# Pathfinder And Rs21



## Keith f (Jan 19, 2011)

Hey all, 
Just though I would share my recent experience towing a rs21 with a 2006 Pathfinder. 
we just bought a used 2007 Outback RS21. I used a WDH and sway bar.
We loaded the trailer light and with no water.
Towing was fine on the flat land. We were camping at about 5400 feet starting at home at about 3000. So not a huge climb....
The pathfinder actually did a great job getting up the hill. The only issues we had were on the drive on the interstate. (only about 10 miles)
I never felt unsafe but I could definitely tell when the big rigs went by.
So short story is that while I think the pathfinder can tow the rs21 I don't think it is a good match. I cant imagine taking a long trip with this combo. 
Im looking for a Tahoe, Armada, Yukon or Durango!

Keith


----------



## john7349 (Jan 13, 2008)

Welcome to Outbackers.com!
Maybe you didn't have enough weight forward? Tongue weight should be 10-15% of trailer weight. Too little and it could sway easily. Just a thought....
What type of WDH do you have?


----------



## Fuzz4141 (Dec 14, 2010)

I towed my 19ft hybrid trailer fully loaded with my previous tow vehicle an 06 Frontier with the same engine as your pathfinder... towed great cud feel the hills tho....


----------



## Keith f (Jan 19, 2011)

john7349 said:


> Welcome to Outbackers.com!
> Maybe you didn't have enough weight forward? Tongue weight should be 10-15% of trailer weight. Too little and it could sway easily. Just a thought....
> What type of WDH do you have?


Well it probably would be a good idea to get the setup weighed. I didn't do that. It wasn't so much that it swayed it was that when big rigs passet it felt like I was getting pulled over to the other lane. It wasn't real bad but it was noticeable. Im not sure on the WDH. It came with the trailer. It is 12000 lbs though I did notice that. I also didnt really do anything to set up the wdh. The guy I bought the trailer said just put it in the 2nd link of the chain. I guess I should really try and make sure it is all set before I ditch my current TV.









Keith


----------



## swanny (Oct 31, 2007)

Something bigger should be in your future. The reason I say this is everytime you go camping you will probably add something to the load. You'll be amazed after a year how much stuff you have in the TV and TT.

kevin


----------



## thefulminator (Aug 8, 2007)

Did you realize that the rated towing capacity of a 2006 Pathfinder is 500 lbs less that the gross weight of a 2007 21RS?


----------



## Carey (Mar 6, 2012)

Doesnt matter what you do. Your combo is an accident waiting to happen.
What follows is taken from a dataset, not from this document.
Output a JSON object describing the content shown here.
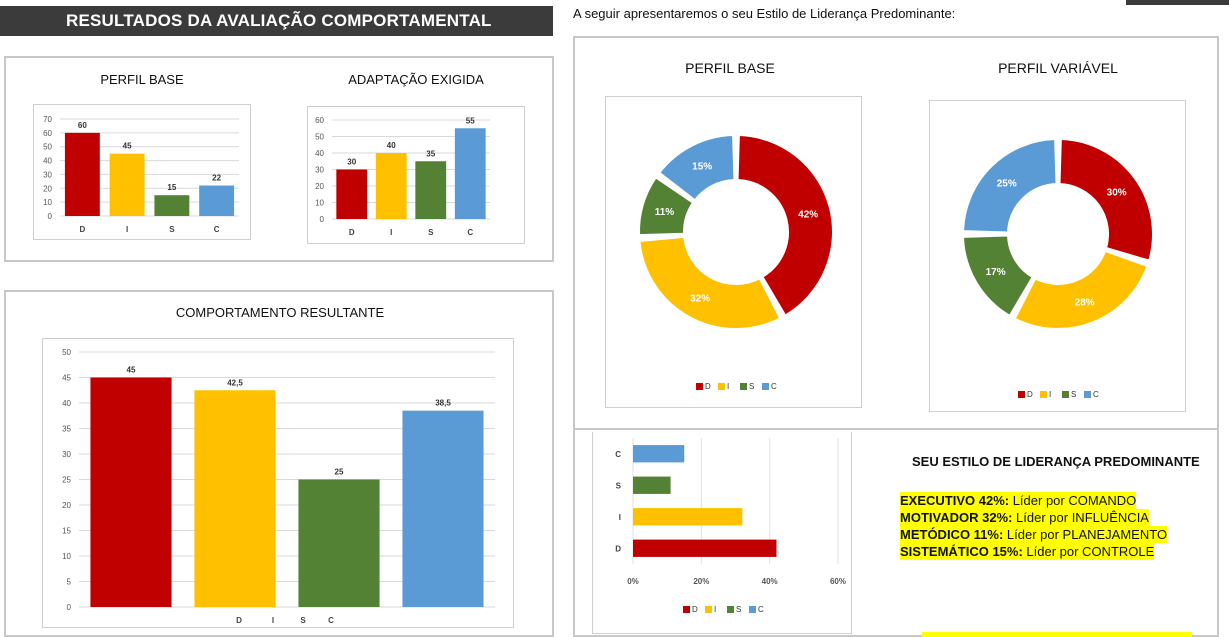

Get a rig like you said, Tahoe, Armada, Expedition, Durango..

Carey


----------



## GO WEST (May 25, 2009)

Of those Expy or Armada haven't highest towing capacity and longest wheelbases.


----------



## Jewellfamily (Sep 25, 2010)

Keith f said:


> Hey all,
> Just though I would share my recent experience towing a rs21 with a 2006 Pathfinder.
> we just bought a used 2007 Outback RS21. I used a WDH and sway bar.
> We loaded the trailer light and with no water.
> ...


rented an eddie bauer expedition and a tahoe in the last few months. I've always been a cheyy fan, but that expedition really made me want a 2nd look if I go for another SUV. Dont know the towing rating differences, but the comfort and feel I saw would warrant a look at them anyways!


----------